The minimum age to choose to be an organ donor on a Nebraska state ID or driver license would be lowered under a bill considered Feb. 4 by the Health and Human Services Committee.
LB251, introduced by Omaha Sen. Machaela Cavanaugh, would lower the age from 16 to 14.
Under current law, a parent of a teenager who chooses organ donation can override that decision after the child’s death.
“[The bill] does not take away that parent’s right to make those decisions,” Cavanaugh said.
Marigold Helvey of Omaha testified in support of LB251. Fourteen-year-old Helvey said teenagers who are considered old enough to drive a car also should be considered mature enough to register as an organ donor.
“LB251 will start important conversations with teens and their families and it will make a difference so that children who need a transplant won’t have to wait as long and they can get a better match,” she said.
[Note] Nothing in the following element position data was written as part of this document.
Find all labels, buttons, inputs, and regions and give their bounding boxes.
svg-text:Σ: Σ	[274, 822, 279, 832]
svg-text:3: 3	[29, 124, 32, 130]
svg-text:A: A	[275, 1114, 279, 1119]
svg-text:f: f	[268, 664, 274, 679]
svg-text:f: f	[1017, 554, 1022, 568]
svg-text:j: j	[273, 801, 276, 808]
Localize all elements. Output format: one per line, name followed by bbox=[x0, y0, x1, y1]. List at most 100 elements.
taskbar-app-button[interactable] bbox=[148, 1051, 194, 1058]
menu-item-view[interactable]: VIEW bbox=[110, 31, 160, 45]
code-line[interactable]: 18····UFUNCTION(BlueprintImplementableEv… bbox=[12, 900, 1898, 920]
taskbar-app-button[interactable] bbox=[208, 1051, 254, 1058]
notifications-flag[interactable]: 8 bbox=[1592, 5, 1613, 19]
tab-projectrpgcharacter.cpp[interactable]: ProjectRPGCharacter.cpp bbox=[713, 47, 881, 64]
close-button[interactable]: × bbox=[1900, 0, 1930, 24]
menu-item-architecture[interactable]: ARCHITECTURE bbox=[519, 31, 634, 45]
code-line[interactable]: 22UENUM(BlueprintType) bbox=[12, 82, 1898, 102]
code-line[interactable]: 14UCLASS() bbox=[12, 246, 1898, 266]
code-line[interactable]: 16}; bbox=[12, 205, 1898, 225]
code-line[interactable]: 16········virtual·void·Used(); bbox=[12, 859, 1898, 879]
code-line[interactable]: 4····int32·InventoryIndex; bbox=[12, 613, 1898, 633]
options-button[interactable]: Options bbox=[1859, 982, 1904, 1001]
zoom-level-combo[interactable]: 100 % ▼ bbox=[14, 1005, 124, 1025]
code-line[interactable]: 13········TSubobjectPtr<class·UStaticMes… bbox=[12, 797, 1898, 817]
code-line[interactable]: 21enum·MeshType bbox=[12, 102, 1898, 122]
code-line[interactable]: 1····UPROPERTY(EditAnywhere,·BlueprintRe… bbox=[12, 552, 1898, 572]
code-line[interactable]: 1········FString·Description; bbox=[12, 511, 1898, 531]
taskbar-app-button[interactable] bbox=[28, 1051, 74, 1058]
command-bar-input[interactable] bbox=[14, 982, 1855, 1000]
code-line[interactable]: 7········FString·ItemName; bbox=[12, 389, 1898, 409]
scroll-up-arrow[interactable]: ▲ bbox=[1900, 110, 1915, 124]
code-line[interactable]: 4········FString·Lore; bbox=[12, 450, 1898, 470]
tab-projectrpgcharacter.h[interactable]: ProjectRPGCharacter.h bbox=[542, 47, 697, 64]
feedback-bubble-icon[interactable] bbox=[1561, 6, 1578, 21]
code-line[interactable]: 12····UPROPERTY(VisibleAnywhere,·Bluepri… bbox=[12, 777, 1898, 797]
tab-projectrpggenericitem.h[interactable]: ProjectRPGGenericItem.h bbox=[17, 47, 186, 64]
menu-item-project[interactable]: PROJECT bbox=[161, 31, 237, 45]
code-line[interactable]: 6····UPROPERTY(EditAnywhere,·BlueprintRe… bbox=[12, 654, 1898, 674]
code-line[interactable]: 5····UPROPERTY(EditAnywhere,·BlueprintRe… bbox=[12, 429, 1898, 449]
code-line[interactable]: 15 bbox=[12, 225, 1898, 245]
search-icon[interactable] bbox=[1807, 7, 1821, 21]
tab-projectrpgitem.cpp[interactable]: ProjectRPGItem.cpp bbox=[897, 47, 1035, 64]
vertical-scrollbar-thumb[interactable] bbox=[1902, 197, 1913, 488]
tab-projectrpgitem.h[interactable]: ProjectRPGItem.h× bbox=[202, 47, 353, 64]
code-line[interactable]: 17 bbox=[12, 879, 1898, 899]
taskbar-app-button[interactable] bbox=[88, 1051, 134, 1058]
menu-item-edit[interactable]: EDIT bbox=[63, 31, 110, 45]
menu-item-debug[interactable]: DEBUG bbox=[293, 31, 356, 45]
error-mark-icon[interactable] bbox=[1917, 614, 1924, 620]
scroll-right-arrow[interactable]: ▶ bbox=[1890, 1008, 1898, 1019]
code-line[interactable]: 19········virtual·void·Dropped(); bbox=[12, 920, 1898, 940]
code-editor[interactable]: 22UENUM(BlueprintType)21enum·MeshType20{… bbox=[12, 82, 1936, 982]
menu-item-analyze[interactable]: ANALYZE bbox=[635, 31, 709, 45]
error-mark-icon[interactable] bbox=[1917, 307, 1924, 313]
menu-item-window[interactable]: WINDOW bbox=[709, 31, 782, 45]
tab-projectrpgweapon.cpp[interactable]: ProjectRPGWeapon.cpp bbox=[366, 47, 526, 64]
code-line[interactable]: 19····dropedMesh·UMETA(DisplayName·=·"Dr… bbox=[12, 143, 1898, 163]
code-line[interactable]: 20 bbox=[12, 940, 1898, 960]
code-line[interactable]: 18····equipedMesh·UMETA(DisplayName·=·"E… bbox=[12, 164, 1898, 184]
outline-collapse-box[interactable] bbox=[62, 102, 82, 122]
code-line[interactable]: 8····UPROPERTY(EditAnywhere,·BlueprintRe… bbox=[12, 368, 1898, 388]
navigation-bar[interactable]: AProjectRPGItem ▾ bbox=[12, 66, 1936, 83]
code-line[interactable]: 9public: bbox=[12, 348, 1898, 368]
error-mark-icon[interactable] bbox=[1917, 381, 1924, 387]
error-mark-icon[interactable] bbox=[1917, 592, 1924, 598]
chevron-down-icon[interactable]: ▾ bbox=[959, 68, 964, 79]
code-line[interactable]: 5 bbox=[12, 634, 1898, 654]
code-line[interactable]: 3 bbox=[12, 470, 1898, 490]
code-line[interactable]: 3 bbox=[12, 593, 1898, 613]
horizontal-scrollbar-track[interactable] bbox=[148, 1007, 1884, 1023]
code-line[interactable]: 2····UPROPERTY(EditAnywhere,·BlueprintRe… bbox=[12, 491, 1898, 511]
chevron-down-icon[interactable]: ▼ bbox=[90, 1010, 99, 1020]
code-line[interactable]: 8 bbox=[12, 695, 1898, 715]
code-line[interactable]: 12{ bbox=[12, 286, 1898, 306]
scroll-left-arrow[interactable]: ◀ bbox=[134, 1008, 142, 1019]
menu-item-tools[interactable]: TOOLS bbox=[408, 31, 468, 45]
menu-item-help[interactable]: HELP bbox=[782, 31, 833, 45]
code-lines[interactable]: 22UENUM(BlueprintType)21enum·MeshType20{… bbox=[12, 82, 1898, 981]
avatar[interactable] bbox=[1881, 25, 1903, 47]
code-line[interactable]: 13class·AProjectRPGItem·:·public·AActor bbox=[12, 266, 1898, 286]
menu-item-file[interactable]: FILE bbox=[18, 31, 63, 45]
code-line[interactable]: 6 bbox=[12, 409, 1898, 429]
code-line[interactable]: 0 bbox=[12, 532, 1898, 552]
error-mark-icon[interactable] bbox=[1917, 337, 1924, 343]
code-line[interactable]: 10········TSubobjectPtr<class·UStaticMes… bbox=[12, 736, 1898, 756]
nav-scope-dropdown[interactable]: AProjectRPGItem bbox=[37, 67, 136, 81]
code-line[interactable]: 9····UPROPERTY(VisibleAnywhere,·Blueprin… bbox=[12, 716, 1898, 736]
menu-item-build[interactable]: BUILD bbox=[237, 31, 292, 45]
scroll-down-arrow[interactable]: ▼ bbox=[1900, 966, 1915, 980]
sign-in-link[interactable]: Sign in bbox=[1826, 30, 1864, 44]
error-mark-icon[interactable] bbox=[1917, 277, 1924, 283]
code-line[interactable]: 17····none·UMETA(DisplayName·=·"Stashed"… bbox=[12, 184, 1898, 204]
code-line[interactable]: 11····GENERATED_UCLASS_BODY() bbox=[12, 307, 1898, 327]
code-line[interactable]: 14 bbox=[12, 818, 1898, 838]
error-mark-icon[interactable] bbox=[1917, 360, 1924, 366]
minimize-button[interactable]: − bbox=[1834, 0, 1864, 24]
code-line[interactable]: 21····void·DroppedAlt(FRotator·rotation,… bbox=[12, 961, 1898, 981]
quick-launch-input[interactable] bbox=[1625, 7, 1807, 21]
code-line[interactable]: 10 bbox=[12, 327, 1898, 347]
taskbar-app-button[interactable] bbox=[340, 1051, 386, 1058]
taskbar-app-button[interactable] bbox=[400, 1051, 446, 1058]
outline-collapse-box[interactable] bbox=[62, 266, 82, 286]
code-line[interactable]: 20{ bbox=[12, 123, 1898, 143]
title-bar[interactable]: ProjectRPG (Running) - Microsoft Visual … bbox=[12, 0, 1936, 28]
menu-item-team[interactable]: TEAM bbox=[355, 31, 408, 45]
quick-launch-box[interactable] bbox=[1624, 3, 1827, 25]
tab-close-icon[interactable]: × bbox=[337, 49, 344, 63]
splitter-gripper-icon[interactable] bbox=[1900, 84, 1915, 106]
Kyle Herber, president of organ procurement organization Live On Nebraska, also supported the bill. He said there are more than 300 Nebraskans and 100,000 Americans currently awaiting an organ donation.
“Some will wait days, some years, some will never get the opportunity to receive a transplant,” Herber said. “In the U.S., 20 people die each day because an organ wasn’t available for them.”
No one testified against LB251 and the committee took no immediate action on it.